In Langebrück bei Dresden hat sich in der vergangenen Woche ein Wolfswelpe verlaufen. Mehrfach blieb er in Zäunen stecken. Die Fachstelle Wolf weist Behauptungen zurück, der Wolf habe Menschen angreifen wollen.

 Ein verirrter Wolfswelpe ist im Dresdner Ortsteil Langebrück in einem Zaun stecken geblieben
Der in Langebrück verirrte Wolfswelpe ist nach Einschätzung der Experten wieder in die Dresdner Heide zurückgekehrt. Bildrechte: dpa

Ein in der Vorwoche im Dresdner Ortsteil Langebrück aufgetauchter Wolfswelpe hat sich nach Ansicht von Experten bei seiner Begegnung mit einem Einwohner nicht aggressiv verhalten. "Die Schilderungen des Vorfalls deuten darauf hin, dass der vier bis fünf Monate alte Welpe mit einem Abwehrverhalten reagiert hat", teilte die Fachstelle Wolf im Landesamt für Umwelt, Geologie und Landwirtschaft am Donnerstag in Dresden mit. Zuvor war der Ortsvorsteher von Langebrück davon ausgegangen, der junge Wolf habe einen Menschen angreifen wollen.

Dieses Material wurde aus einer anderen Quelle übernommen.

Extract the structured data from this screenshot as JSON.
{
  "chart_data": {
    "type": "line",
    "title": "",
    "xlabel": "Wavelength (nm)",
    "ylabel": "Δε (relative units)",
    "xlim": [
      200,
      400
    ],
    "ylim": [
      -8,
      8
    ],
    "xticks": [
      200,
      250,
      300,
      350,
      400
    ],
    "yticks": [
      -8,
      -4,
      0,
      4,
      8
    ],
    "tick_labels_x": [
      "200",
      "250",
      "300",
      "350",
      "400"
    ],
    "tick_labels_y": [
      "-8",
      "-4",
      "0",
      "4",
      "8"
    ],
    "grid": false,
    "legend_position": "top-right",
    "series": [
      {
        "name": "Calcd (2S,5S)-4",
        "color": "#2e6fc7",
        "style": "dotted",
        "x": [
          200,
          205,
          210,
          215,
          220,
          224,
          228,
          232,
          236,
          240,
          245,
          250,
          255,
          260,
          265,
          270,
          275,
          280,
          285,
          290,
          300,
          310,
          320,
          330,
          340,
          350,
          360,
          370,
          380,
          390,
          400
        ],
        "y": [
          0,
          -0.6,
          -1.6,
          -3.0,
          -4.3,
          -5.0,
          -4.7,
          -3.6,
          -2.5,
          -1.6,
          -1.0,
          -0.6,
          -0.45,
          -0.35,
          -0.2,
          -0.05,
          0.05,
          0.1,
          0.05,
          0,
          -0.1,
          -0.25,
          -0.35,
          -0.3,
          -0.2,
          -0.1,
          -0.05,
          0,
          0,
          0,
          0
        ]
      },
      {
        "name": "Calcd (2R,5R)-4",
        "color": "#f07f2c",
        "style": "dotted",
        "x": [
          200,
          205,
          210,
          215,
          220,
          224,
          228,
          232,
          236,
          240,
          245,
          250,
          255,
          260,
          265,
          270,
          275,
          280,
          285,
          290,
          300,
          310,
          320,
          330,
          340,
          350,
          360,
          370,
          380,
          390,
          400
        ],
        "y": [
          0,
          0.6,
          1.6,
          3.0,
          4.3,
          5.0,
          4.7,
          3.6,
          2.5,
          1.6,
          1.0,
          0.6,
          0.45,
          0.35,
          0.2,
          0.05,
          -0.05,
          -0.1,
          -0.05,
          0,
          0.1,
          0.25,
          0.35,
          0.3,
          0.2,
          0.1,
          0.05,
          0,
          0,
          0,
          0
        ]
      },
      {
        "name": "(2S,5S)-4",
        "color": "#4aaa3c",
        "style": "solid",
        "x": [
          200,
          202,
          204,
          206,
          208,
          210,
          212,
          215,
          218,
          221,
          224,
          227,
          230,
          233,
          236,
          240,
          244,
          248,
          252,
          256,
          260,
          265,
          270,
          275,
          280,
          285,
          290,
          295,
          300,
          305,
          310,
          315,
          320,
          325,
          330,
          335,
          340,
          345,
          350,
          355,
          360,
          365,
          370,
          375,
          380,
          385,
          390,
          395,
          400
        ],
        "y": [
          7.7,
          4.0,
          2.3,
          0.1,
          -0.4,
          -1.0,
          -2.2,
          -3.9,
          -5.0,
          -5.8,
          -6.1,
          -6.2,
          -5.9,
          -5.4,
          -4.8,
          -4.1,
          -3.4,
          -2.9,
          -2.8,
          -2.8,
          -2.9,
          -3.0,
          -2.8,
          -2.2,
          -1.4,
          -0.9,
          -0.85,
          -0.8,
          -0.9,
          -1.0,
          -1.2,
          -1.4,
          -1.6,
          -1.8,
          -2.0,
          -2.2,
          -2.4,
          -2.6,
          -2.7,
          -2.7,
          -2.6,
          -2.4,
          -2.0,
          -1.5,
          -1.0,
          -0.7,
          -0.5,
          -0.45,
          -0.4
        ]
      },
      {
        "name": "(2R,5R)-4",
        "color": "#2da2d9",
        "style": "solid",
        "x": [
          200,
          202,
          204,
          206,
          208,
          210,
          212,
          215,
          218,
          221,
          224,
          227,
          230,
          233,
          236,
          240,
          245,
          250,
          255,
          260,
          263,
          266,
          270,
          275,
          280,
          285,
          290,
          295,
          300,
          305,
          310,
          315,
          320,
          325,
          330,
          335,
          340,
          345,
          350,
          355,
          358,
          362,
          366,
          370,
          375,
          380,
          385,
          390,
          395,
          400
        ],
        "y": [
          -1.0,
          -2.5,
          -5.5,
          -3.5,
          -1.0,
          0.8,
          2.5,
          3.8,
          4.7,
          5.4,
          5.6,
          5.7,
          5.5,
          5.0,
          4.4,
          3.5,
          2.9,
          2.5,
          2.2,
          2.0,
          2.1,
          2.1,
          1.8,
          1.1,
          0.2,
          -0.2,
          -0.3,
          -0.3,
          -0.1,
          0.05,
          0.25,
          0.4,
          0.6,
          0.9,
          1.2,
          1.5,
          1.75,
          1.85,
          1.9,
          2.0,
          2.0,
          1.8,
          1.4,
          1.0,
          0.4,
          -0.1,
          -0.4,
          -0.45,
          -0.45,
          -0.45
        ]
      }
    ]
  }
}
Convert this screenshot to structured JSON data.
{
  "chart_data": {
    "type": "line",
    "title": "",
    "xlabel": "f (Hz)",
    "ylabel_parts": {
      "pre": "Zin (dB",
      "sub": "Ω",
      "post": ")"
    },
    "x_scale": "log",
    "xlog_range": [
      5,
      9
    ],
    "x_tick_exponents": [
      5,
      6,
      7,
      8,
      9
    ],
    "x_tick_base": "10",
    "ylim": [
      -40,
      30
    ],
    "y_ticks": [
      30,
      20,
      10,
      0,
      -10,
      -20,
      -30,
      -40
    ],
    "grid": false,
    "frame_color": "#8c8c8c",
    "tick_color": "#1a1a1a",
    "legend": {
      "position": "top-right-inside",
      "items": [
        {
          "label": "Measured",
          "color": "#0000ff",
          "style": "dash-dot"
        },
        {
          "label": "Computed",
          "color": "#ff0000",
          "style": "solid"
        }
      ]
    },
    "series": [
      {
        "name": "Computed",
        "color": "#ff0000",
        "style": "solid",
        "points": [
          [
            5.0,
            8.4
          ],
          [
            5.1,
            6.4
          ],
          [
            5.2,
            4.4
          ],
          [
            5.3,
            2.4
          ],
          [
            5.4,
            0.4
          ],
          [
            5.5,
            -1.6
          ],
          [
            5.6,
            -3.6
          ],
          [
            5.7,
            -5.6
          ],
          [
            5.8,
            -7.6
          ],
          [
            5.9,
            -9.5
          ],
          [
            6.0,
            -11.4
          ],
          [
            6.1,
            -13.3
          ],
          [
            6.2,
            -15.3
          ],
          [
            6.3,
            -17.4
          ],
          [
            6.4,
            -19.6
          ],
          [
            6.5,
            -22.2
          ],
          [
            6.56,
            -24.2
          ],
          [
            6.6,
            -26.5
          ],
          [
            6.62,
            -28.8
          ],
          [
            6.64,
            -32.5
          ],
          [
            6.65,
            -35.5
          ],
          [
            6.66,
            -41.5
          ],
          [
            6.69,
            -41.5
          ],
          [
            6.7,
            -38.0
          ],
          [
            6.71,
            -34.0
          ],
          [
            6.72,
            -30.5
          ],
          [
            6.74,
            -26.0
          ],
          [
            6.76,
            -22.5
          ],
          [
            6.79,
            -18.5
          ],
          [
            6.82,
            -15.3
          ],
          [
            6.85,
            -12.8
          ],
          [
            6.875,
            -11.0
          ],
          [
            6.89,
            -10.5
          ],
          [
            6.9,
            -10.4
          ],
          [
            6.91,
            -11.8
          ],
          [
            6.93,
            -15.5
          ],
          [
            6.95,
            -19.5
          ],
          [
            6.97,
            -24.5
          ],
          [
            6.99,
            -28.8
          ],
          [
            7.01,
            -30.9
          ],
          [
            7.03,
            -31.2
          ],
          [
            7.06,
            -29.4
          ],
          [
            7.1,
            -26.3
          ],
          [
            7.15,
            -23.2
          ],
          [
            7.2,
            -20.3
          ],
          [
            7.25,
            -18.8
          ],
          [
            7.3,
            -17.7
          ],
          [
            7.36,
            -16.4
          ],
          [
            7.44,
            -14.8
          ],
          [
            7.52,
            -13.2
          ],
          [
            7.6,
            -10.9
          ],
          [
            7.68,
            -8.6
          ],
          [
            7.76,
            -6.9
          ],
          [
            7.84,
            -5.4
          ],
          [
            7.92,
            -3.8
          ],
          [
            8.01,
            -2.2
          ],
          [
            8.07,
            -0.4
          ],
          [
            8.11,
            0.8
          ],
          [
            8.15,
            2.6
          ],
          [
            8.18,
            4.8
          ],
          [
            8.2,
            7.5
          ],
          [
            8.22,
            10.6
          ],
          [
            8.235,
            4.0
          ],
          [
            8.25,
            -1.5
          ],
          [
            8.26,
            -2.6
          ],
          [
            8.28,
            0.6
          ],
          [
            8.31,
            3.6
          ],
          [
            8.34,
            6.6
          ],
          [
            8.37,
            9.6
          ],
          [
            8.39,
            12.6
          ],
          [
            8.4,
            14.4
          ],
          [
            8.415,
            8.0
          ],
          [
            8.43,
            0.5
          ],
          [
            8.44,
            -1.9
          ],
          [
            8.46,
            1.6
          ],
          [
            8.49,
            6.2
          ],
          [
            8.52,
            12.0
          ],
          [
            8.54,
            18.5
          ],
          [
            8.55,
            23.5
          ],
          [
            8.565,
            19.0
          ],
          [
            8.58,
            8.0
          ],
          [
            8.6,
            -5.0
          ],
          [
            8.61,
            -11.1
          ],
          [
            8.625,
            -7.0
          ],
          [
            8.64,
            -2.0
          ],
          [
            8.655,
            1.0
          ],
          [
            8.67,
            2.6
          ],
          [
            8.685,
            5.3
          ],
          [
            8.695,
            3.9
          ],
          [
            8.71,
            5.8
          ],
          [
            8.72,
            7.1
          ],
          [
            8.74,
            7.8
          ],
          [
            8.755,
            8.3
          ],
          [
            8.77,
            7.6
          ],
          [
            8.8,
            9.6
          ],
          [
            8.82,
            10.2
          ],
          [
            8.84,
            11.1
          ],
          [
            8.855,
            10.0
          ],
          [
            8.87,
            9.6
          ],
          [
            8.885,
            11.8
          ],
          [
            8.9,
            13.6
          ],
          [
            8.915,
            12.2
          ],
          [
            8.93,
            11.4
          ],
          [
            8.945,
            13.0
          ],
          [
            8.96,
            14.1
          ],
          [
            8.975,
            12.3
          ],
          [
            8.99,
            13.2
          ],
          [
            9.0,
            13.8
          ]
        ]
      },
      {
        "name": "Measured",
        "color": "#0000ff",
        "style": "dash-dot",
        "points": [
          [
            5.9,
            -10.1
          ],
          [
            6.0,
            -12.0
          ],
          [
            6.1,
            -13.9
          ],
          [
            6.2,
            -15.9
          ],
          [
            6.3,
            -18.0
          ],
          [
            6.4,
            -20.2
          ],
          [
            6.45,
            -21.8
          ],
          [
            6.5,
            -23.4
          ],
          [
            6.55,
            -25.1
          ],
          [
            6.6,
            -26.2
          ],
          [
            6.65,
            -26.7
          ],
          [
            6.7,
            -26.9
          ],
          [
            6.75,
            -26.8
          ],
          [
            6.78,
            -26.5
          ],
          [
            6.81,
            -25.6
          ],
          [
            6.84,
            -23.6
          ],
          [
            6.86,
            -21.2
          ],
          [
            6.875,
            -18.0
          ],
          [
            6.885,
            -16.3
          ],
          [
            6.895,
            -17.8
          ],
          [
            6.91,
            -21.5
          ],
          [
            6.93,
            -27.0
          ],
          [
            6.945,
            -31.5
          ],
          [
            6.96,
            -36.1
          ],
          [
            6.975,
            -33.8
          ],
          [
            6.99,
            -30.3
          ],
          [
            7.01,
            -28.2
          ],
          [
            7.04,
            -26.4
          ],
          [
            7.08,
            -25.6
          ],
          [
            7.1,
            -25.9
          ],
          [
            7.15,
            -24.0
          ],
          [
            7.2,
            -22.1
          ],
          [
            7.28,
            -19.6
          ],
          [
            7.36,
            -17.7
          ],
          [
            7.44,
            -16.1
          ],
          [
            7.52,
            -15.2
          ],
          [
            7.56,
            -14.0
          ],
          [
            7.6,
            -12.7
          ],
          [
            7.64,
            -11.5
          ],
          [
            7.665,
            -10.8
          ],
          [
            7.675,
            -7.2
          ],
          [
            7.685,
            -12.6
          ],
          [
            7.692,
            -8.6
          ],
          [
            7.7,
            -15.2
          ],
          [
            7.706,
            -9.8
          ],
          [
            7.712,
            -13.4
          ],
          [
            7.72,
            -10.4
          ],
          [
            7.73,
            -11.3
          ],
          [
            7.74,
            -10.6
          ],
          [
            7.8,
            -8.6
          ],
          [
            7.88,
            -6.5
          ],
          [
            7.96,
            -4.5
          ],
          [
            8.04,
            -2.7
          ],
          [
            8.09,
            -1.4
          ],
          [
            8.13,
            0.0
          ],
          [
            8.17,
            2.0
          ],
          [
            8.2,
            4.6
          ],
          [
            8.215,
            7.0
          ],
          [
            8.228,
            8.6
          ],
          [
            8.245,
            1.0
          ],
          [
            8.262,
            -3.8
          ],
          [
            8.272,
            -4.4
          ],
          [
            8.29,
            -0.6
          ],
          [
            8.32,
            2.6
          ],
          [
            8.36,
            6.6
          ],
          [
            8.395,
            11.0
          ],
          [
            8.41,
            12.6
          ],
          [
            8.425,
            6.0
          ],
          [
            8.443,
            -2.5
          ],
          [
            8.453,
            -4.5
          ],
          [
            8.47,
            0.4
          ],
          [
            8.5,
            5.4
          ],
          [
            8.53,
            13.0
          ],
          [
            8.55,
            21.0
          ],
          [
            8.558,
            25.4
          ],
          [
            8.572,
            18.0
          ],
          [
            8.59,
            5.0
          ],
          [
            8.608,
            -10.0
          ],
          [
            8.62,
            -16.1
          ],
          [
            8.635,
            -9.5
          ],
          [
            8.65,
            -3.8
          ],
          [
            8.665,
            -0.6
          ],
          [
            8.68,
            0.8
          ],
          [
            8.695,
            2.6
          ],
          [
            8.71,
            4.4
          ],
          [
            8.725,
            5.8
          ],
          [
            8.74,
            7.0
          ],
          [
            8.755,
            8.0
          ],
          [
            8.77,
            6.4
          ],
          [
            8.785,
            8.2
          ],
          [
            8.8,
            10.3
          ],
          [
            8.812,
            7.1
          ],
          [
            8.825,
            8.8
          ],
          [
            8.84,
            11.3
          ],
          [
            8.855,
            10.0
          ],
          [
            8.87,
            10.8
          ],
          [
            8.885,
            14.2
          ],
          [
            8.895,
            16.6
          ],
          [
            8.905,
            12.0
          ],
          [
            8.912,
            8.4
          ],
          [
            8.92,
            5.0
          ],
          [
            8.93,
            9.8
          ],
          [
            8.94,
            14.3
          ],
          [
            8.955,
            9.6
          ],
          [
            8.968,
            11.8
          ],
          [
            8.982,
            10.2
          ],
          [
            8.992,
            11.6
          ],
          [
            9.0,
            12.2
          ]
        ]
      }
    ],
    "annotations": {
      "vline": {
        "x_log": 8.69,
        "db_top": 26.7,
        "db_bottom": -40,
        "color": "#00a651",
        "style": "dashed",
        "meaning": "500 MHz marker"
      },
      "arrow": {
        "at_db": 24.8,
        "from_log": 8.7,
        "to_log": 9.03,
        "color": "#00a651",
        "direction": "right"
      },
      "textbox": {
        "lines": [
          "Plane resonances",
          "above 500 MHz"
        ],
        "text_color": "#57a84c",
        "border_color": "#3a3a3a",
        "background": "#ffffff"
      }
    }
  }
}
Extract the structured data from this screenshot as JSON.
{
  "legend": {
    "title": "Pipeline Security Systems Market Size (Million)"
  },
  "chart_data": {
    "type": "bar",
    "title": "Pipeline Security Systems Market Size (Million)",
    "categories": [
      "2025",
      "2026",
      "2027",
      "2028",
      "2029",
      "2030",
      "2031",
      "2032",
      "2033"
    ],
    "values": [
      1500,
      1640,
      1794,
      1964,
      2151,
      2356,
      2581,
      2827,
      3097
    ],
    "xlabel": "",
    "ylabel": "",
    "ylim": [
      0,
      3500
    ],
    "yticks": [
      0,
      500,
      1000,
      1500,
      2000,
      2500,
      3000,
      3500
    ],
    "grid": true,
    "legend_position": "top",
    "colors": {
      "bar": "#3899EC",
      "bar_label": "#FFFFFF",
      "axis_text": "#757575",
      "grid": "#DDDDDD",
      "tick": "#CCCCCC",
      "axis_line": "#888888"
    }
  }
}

Welpe blieb bei Flucht vor Radfahrer im Zaun stecken

"Der Welpe war vorher mehrfach in Zäunen eingeklemmt gewesen. Durch den Versuch des Anwohners, ihn unter Zuhilfenahme eines Besens in Richtung Wald zu leiten, hat er sich bedrängt gefühlt und reagierte mit Abwehrverhalten", betonte Behördensprecherin Karin Bernhardt. Erfahrungen - auch bei Wildfängen von erwachsenen Wölfen - zeigten, dass sich das Abwehrverhalten nicht gegen Menschen, sondern gegen den eingesetzten Gegenstand richtet. In diesem Fall gegen den Besen. Bei der ersten Begegnung mit dem Welpen sei kein aggressives Verhalten des Welpen gegenüber Menschen berichtet worden.

Der Wolfswelpe war zunächst in einem Zaun stecken geblieben, als er vor einem Radfahrer flüchten wollte. Ein Tierarzt befreite ihn aus seiner Lage. Zunächst blieb unklar, ob das Tier den Weg in das etwa 200 Meter entfernte Waldstück Dresdner Heide wiederfand.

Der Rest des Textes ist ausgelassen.